NBCC member Chelsey Philpot sends us “A J-School Grad’s Lament” upon the 35th anniversary of the NBCC. She is editorial assistant at the HORN BOOK GUIDE. a PUBLISHERS WEEKLY reviewer and a self-confessed bibliophile.
I recently graduated from journalism school and I feel like I have just arrived at a party only to open the door and find everybody has already left. I went to graduate school because I love books and print. I like black ink on my finger tips and the challenge of making the Sunday paper somehow fit back together. But now that I have my diploma under a pile of galleys on my desk I’m being told by friends, family, and the media that the death of the book is both imminent and inevitable. Apparently, my dead-tree degree means as little as the paper catalogs I recycle without even opening.
The party was hopping before I got there, but it seems all the cool kids went to find an even better time.
My mentors and professors seem just as baffled as I am: What do we do with this brave new world where Prospero’s entire library could fit on an electronic tablet?
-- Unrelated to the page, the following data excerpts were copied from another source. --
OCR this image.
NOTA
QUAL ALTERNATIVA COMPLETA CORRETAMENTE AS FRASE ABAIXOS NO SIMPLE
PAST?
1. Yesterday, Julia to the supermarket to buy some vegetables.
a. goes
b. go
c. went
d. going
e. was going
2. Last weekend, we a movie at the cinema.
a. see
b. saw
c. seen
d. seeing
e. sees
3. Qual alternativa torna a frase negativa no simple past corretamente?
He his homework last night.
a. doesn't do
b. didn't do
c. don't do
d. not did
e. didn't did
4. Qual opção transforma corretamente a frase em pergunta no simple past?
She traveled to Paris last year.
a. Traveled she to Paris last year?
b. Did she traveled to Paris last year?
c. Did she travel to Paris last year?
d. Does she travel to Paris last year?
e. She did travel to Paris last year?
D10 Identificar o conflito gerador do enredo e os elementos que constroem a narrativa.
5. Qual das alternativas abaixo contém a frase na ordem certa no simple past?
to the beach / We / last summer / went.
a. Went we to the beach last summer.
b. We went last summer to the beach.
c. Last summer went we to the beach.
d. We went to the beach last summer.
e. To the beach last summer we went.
Having slogged through multimedia journalism classes in graduate school perhaps I should be leading the new format parade, but instead I am embracing technology as begrudgingly as any curmudgeonly veteran critic.
I know I need to reconcile my love for books (coffee-stained, water-logged, musty, smelly old books) and the possibilities of Facebook, Twitter, blogging, and electronic readers. However, if I am dragging my feet a little as we lovers of books try to work-out how criticism will survive and thrive, it’s only because sometimes I feel like I was born fifty years too late.